Women in control.  In 1944 with the men off to war, the home front was run by women, just like the Smith household.  Mr. Smith (Leon Ames) is the family's titular head, and at first we may believe that his decisions are final, but in fact it is the women who run things.  As for the other men in the film, grandpa (Harry Davenport) is a dear old man, Lon Smith (Henry H. Daniels Jr.) has little screen time, John Truitt (Tom Drake) is a love interest period; the other men are minor indeed.  Throughout the story men threaten stability.  To wit, Mr. Smith announces that he's been promoted and intends to move the entire family to New York ("I've got the future to think about. A future for all of us."); Lon Jr. is going "east" to school; John Truett will take Esther away.  Only grandpa--the older generation--holds to the values the women embody.  While the women eventually acquiesce to Mr. Smith's wishes, they subtly convey to him that family is more important than money.  

The scene where Mr. Smith announces his intention to move everyone to New York reflects this division in the Smith family.  Mr. Smith occupies the frame by himself, the three women, Mrs. Smith (Mary Astor) and Esther and Rose are grouped together, the two girls staunchly standing on either side of their seated mother.  Grandpa, the two younger sisters and Katie are on the other side of the table, and are not involved in the decision.

Mr. Smith is a product of his age.  He has a chance to move ahead in his law firm, to better his family's situation.  Rose retorts, "Rich people have houses. People like us live in flats, hundreds of flats in one building."  Tootie has her own take, "I'd rather be poor if we could only stay here. I'd rather go with the orphalins at the orphalins home."  While Mr. Smith loves his family he sees their happiness linked to his ability to make more money.  His  eventual reversal not to uproot his family results not from the arguments against the move but rather from Tootie's (Margaret O'Brien) destruction of her snow people, the substitutes for her once happy family.  Mr. Smith's epiphany is shot just like that--a sudden revelation that family is more important than job.  He has just walked through the house now with walls bare and barrels crates ready for moving.  Tootie has just destroyed her snow people and he has dropped into an armchair to have a quite smoke.  He strikes a match, hesitates, gripped by some force, some feeling he doesn't quite understand.  Just as the match starts to burn his finger, it comes to him.  He extinguished the match, gets up and calls his wife.  He has changed his mind.  Disaster is avoided.  This brief scene is nearly devoid of color, the match the only visible source of light, but in reality there is a small lamp in the room, which he quickly turns to full strength.  I'd like to think the glow that illumes Mr.
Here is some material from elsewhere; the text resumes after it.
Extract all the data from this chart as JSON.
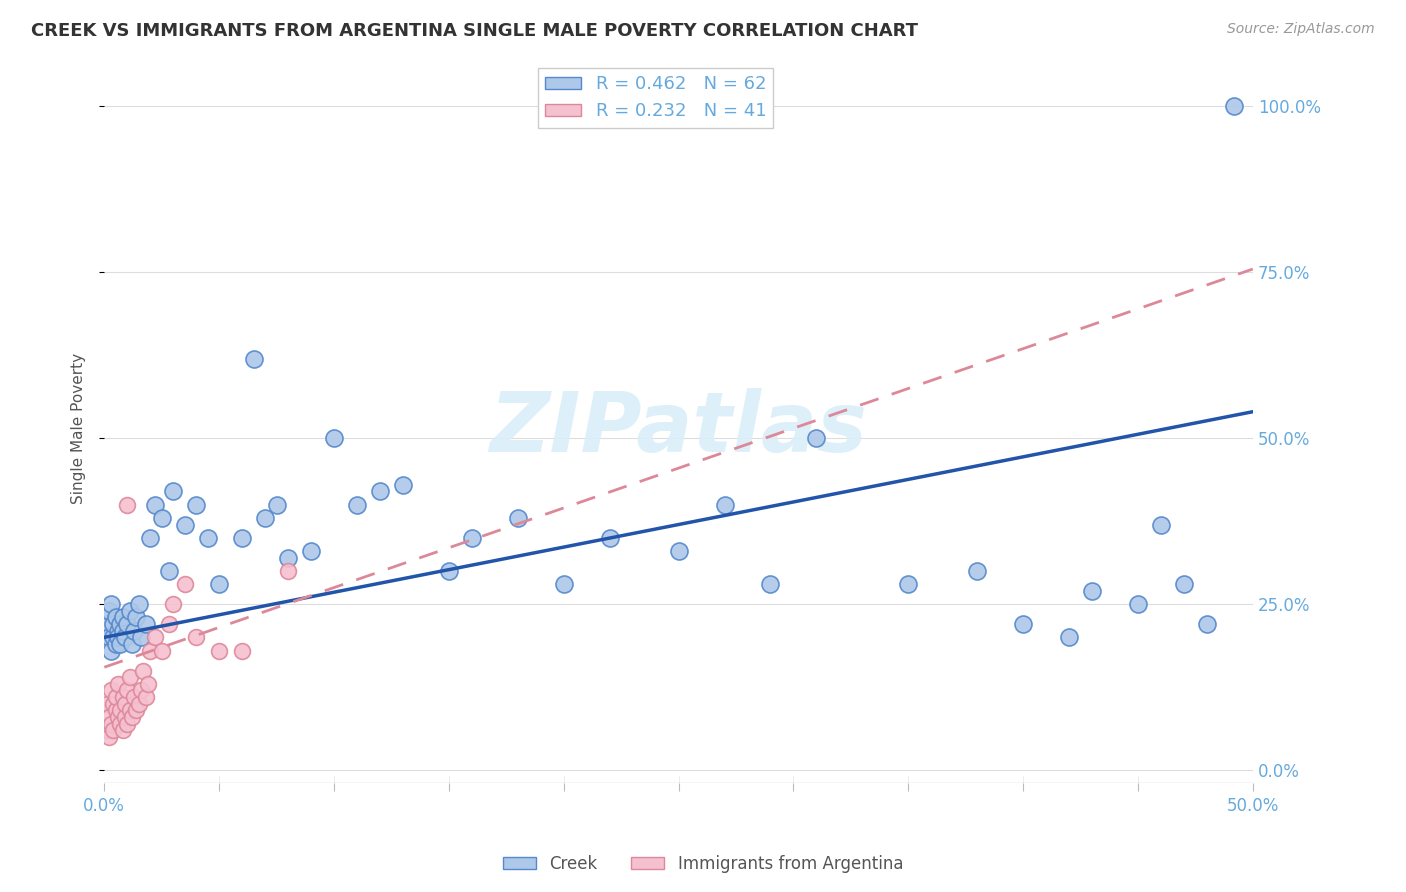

Smith's left side is the mellow and comforting light that seems always to have permeated the Smith's house until his decision to move, and now is rekindled.

Of course the heart of Meet Me in St. Louis is its music, arguably the first Hollywood musical to integrate music and song with story.  In the first few minutes of the film young Agnes Smith (Joan Carroll) begins singing the title song as she walks through the house and up the stairs, encountering her grandfather who takes up the tune.  We are immediately aware that music plays a significant part in the Smith household, binding the family together through minor and major crises.  Esther's singing of "Have Yourself a Merry Little Christmas" propels Tootie to destroy her snow people, which in turn causes Mr. Smith to reverse his decision to leave St. Louis; Mr. and Mrs. Smith's duet "You and I" brings the family back to the living room after they'd stormed out as a protest to their moving to New York.  Meet Me in St. Louis continually underlines with music the implicit message that family is the constant source of strength, especially in times of change.  Progress need not take place only in New York and Chicago and the east, but also in smaller towns and cities such as St. Louis.  Families need not give up their core values which can sustain them throughout any upheaval.  This ideal of family unity would help those returning from war, and will stand the country in good stead in the future.